Sfollati dai loro villaggi, vivono la vita che si vive nei campi profughi, quindi nella totale dipendenza dagli aiuti esterni. La popolazione non ha più campi da coltivare, non ha più mezzi propri per produrre reddito. La loro è una vita civile ridotta ai minimi termini e una vita sociale resa possibile solo grazie all’aiuto delle associazioni umanitarie e degli operatori, che garantiscono la distribuzione di acqua potabile e di viveri e, laddove si riesce, anche percorsi di istruzione. Nei campi ci sono soprattutto donne, bambine e bambini , anziani. Gli uomini o sono stati reclutati dall’esercito o sono impegnati nelle formazioni dei ribelli. C’è poi un problema etnico e di discriminazione che probabilmente è alla ridice del conflitto. Se si guarda la carta geografica del Myanmar, relativa alla distribuzione delle lingue e dei dialetti, ci si accorge che nell’Est del paese non si parla il birmano, ma altre lingue tribali.

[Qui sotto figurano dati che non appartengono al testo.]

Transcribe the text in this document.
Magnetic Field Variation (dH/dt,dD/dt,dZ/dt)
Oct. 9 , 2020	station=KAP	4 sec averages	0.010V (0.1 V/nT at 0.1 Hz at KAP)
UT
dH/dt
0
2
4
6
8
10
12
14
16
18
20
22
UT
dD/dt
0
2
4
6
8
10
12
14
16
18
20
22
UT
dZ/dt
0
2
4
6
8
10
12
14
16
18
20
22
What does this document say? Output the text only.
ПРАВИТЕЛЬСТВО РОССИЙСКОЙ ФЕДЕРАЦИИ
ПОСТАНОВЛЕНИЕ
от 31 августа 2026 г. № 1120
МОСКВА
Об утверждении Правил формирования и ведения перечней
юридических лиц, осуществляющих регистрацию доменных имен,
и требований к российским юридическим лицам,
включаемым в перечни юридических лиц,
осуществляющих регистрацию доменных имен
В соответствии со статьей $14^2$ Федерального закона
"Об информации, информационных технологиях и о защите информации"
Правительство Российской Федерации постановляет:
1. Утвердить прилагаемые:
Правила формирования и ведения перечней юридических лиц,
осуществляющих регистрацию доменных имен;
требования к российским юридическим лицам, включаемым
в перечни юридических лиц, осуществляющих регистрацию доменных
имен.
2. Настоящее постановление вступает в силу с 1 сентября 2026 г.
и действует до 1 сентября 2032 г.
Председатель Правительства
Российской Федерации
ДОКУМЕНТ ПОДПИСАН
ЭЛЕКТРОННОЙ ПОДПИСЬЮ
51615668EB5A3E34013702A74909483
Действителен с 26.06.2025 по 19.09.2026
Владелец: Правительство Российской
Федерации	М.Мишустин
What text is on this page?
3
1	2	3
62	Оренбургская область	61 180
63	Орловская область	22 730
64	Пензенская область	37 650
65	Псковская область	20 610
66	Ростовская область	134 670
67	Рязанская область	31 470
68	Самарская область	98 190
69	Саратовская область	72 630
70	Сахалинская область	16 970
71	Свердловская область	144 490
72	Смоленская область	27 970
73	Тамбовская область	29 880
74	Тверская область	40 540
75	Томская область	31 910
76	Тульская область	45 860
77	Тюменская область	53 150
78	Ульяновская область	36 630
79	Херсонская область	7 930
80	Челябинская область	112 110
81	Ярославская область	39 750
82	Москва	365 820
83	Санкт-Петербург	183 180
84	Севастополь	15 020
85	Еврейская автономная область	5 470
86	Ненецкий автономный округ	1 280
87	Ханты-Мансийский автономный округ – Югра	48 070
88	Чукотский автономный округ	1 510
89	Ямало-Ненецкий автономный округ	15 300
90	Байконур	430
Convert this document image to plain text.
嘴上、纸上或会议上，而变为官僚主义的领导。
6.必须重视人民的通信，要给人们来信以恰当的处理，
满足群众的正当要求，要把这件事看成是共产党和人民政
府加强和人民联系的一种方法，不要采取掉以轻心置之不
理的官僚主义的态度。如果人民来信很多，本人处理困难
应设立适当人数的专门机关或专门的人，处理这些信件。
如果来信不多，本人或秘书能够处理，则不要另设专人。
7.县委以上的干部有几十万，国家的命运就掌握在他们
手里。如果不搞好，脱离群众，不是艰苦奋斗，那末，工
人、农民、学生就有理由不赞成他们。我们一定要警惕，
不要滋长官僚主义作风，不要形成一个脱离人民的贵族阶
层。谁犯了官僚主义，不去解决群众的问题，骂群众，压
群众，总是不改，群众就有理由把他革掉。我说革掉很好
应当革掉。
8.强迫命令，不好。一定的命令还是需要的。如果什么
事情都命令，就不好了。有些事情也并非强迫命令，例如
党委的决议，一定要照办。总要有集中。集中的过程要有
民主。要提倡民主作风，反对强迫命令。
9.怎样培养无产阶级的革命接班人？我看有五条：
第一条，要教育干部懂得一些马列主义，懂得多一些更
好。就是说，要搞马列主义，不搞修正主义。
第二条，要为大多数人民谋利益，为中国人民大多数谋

In Myanmar, l’Opam cosa sta facendo? Perché è importante alfabetizzare le nuove generazioni?
Noi avevamo un progetto abbastanza forte a Loikaw, che è una città grande, un capoluogo di regione. Ma Loikaw è ormai completamente distrutta. La cattedrale, per esempio, è stabilmente occupata dall’esercito. Il vescovo è dovuto scappare e vive in una parrocchia nei dintorni. Per questo motivo, abbiamo cominciato ad assistere le piccole scuole di villaggio e centri di formazione nei campi profughi. Il nostro aiuto consiste fondamentalmente nell’invio di denaro che con percorsi molto tortuosi, consente a queste persone di acquistare materiali didattici e pagare i dipendenti. Perché l’alfabetizzazione? Perché se non sai leggere e scrivere, sei fuori dal mondo e non puoi neanche raccontare quello che ti succede. Sei condannato al silenzio o a rimanere ancorato alla tradizione orale che seppur importantissima non permette un passo avanti verso la vera integrazione. Senza una alfabetizzazione e una istruzione, il popolo rischia di rimanere segregato, schiacciato, sfruttato, represso. Pezzi di umanità che spariranno piano piano per sempre. Se dovesse succedere, ne usciremo tutti più poveri. E’ il concetto chiave della reciprocità fra Nord e Sud del mondo. Non siamo noi i buoni che fanno l’elemosina ai poveri. Siamo gruppi diversi che entrano in relazione e si arricchiscono vicendevolmente. Se dovessimo perdere quelle storie, perché non le sanno scrivere, avremo perso un grande pezzo dell’anima del pianeta terra.
Myanmar dimenticato. Se ne parla troppo poco.
Se ne parla pochissimo. Occorre ogni giorno dare notizia su ogni singola fucilata che è stata tirata ma ci siamo scordati dello Yemen, del Sudan, del Myanmar e dei cento altri focolai di quella che già anni fa Papa Francesco ha definito la terza guerra mondiale in corso ma sparsa in giro per il pianeta.
Se non fosse per il Papa, tante situazioni rimarrebbero chiuse in un silenzio assordante. Quanto è importante la voce del Santo Padre?
È importantissima. Credo sia veramente l’unica voce che oggi nel mondo può permettersi di attraversare il pianeta, arrivare nel paese musulmano più grande del mondo, l’Indonesia, e ricevere l’abbraccio e il bacio di un imam. Stiamo parlando veramente di una presenza fondamentale. E lui, con caparbia ostinazione, tutte le domeniche all’Angelus, rinnova il suo appello, potentissimo, che non può lasciare indifferenti.